= Sir George Young, 5th Baronet =

English diplomat

Sir George Peregrine Young, 5th Baronet (8 September 1908 – 17 March 1960), known as Gerry Young, was a British diplomat.

== Life ==
Gerry Young, the first son of Sir George Young, 4th Baronet, was born on 8 September 1908. He was educated at Westminster School and went on to Christ Church, Oxford, graduating in 1929. He was then awarded a Laming Travelling Fellowship at Queen's College, Oxford, which meant spending nine months learning modern languages overseas.

After graduation he entered the Diplomatic Service and over the course of his career he served in Madrid, Berlin, Peking, Beirut, Rio de Janeiro and Rome. In 1953 he was seconded to the Cabinet Office before returning to the Foreign Office in 1955-6 as head of the News Dept. In 1956 He became deputy to the Ambassador in Paris.

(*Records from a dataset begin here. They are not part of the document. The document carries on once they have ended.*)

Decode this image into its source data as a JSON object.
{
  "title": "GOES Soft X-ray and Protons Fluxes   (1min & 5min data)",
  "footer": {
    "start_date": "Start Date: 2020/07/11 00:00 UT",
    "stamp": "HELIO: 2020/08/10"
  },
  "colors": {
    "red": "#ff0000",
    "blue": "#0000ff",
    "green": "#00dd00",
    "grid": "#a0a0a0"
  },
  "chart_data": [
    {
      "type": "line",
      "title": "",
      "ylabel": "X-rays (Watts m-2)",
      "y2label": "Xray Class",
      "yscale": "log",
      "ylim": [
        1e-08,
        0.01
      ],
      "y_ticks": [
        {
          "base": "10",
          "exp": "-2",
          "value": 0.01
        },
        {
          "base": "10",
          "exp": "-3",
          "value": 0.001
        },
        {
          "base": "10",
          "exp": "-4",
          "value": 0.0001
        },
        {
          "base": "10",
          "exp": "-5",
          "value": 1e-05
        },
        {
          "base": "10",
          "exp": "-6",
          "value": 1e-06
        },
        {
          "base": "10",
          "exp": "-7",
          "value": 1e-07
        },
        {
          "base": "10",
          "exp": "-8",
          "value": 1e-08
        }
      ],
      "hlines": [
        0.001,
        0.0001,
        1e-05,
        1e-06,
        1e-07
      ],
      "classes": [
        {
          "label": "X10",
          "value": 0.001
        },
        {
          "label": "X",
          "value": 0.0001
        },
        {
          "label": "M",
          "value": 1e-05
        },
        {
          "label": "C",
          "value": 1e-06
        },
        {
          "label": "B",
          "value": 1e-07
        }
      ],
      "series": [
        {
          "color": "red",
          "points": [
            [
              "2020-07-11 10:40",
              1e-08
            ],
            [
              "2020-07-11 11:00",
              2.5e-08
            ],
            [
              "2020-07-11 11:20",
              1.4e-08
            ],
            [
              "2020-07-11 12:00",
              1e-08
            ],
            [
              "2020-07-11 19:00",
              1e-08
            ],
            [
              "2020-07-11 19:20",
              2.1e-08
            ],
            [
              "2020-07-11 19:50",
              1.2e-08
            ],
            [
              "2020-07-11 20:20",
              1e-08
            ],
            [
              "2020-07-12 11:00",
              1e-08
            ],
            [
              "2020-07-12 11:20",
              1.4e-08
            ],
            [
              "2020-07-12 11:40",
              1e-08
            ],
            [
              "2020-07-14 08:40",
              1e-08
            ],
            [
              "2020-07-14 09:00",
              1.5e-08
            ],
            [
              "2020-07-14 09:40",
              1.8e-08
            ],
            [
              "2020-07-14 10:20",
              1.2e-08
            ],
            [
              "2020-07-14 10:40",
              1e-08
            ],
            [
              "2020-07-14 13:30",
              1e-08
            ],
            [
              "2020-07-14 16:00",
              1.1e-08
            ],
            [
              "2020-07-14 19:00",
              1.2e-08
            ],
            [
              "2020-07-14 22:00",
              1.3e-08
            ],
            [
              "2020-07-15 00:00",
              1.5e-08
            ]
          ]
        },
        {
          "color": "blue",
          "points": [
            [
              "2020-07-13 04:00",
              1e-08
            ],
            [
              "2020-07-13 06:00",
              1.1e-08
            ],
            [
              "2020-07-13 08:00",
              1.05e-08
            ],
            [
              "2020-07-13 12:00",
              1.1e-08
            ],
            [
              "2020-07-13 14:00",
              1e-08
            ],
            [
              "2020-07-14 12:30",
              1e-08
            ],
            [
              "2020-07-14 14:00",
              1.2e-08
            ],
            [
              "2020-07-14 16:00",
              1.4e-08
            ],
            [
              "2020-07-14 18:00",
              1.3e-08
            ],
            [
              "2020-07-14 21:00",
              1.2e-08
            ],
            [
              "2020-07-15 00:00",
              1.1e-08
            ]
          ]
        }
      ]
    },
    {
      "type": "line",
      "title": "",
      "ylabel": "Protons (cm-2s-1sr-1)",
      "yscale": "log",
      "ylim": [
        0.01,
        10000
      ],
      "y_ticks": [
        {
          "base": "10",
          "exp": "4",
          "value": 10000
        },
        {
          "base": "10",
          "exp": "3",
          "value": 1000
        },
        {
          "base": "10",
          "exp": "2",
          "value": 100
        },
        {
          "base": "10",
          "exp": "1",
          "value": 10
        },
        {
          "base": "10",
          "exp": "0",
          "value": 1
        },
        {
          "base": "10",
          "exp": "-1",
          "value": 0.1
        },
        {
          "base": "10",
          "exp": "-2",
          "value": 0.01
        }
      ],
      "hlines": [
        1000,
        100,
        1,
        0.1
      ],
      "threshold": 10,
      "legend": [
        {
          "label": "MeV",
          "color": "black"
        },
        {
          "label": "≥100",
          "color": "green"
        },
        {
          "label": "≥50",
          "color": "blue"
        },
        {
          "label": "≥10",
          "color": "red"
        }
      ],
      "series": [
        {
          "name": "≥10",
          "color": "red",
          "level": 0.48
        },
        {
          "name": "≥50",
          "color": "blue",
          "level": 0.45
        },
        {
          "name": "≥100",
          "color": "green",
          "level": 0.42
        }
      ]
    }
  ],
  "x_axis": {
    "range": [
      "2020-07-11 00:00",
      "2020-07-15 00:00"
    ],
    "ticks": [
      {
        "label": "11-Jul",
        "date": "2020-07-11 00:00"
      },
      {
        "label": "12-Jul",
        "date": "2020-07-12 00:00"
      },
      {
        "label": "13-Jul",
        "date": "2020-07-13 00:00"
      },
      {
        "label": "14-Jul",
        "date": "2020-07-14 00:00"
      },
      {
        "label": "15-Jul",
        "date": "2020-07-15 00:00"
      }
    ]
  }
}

Whilst serving in Peking he became engaged to the daughter of Sir Hughe Knatchbull-Hugesson, who at the time was the British ambassador there; they married on 14 February 1939. He was appointed Companion of the Order of St Michael and St George (CMG) in the 1951 Birthday Honours and became the 5th Baronet, on the death of his father, in 1952. Young died on 17 March 1960.